Campus News - October 15, 2001

UNM's best kept secret
Taos blends academics, trades

By Carolyn Gonzales

James Rannefeld, dean of instruction at UNM-Taos, is passionate about integrating academic education with career training.

UNM-Taos has six Career Academies offering programs created around the needs of the Taos community, says Rannefeld.

Offering programs in arts and culture as well as science and math dispels the myth that Taos is “only an arts town,” says Rannefeld, noting that a Licensed Practical Nursing (LPN) program is being added next year. Other Career Academies focus on business and computer technology, professions and liberal arts, health and human services, and trades and industry.

Each academy integrates both academics and career-technical courses and programs. “By intermingling we hope to prepare our students for a career that is relevant to them, whether they want to become professors or plumbers,” he says.

Taos offers only one four-year degree, a BUS, through Extended University, 16 associate degrees and 17 certificate programs for its 1,200 students in 170 classes. Student enrollment is split almost 50-50 between academics and career-technical programs.

Taos also offers concurrent enrollment for high school students. Since opening up UNM-Taos to those students, the area high school has adapted the academy system model. “We can offer a seamless K-14 educational environment,” says Rannefeld, noting that they are also working with Questa, Peñasco, Cimarron and Mora. “Getting students involved and thinking ahead helps them to move to UNM-Taos or main campus readily,” he says.

UNM-Taos is a bargain, too. At $38 per credit hour, classes are one-third the cost of main campus.

Being responsive to community requests has led UNM-Taos to offer outdoor education – to train river rafters and ski patrols – and healing arts. “The healing arts program is expansive. It includes courses in oriental medicine, acupuncture, drumming, massage, yoga, akido, holistic health and more,” says Rannefeld.

Rannefeld looks at German education

UNM-Taos Dean of Instruction James Rannefeld took part in a trip to Germany offered through UNM’s Atlantic Bridge on the Camino Real. The program provided participants the opportunity to look at the German dual vocational educational system.

He appreciated the opportunity to see the historical guild system at work, but more importantly, he says, “Vocational studies are not looked down upon in Germany. Vocational training and academics are mutually respectful of one another,” he says, adding that everyone should be respected for who they are and what they do.

He says there is no such thing as “one size fits all” education and we can’t view those outside the college track as failures. “Some people learn on the job, as we saw in Germany and we see here. That is a valid education. Learning is a key survival skill.”


He’s equally enthusiastic about the academic preparedness UNM-Taos provides. “We provide the best gateway to main campus,” he says, pointing to the small classes, good teachers and schedules that accommodate working professionals as critical to their success.

Rannefeld says that instruction is excellent because many teachers retire in the area and want to remain involved. “Finding people to teach trades is more difficult, though, because good trades people make more money practicing their craft than working in the classroom,” he says, noting that the same holds true with computer technicians.

“One-fourth of our students go on to UNM or another institution,” says Rannefeld who notes that students who come out of UNM-Taos or a community college setting are more successful, more prepared for the remaining two years of their education than those who start at a four-year school.

Rannefeld points to a corollary benefit to integrating academics and trades. “Increasingly students who start out in career technical programs decide later to pursue academic programs.”

Rannefeld is typical, perhaps, of many of his friends and neighbors in Taos. He’s well-educated with a bachelor’s degree in paleontology from Texas Tech and a master’s degree in oceanography from Texas A&M. He got “burned out” in academia and became a carpenter. Like many other Taoseños, he went into business for himself, at one point having 10 craftsmen working for him and showing and selling his furniture internationally.

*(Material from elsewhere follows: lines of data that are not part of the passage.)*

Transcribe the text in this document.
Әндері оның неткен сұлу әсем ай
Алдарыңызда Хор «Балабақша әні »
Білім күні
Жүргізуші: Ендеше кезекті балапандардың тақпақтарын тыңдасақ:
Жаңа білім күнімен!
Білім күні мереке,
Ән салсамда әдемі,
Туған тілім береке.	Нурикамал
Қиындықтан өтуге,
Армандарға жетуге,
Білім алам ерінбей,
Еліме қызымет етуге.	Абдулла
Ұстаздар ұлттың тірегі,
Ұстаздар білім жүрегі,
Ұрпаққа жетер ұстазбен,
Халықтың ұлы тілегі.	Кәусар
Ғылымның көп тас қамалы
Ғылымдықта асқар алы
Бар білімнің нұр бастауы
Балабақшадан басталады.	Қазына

He ended up at UNM-Taos after his wife suffered a serious accident completely altering their lives. He taught woodworking, revamped the art department, became vocational coordinator, director, and now dean of instruction and oceanography instructor.
He says UNM-Taos has come a long way in the eight years he’s been there. He credits its affiliation with UNM for much of it.

Prior to this, the school had been affiliated with the Northern New Mexico Community College in Española and had an association with Highlands, in Las Vegas, as well.

“Resources hadn’t been forthcoming before UNM. Career and technical programs jumped by 40-50 percent for awhile,” he says.

Taos gets its money through a state allocation, just as main campus does, and it provides a fee to main campus. They also recently received a Title V grant of $2 million over five years. “It helped us double our full time faculty from four to eight,” says Rannefeld, indicating that the school employs 120 adjunct faculty.

“We’re worth paying attention to,” says Rannefeld. “We’re UNM’s best kept secret.”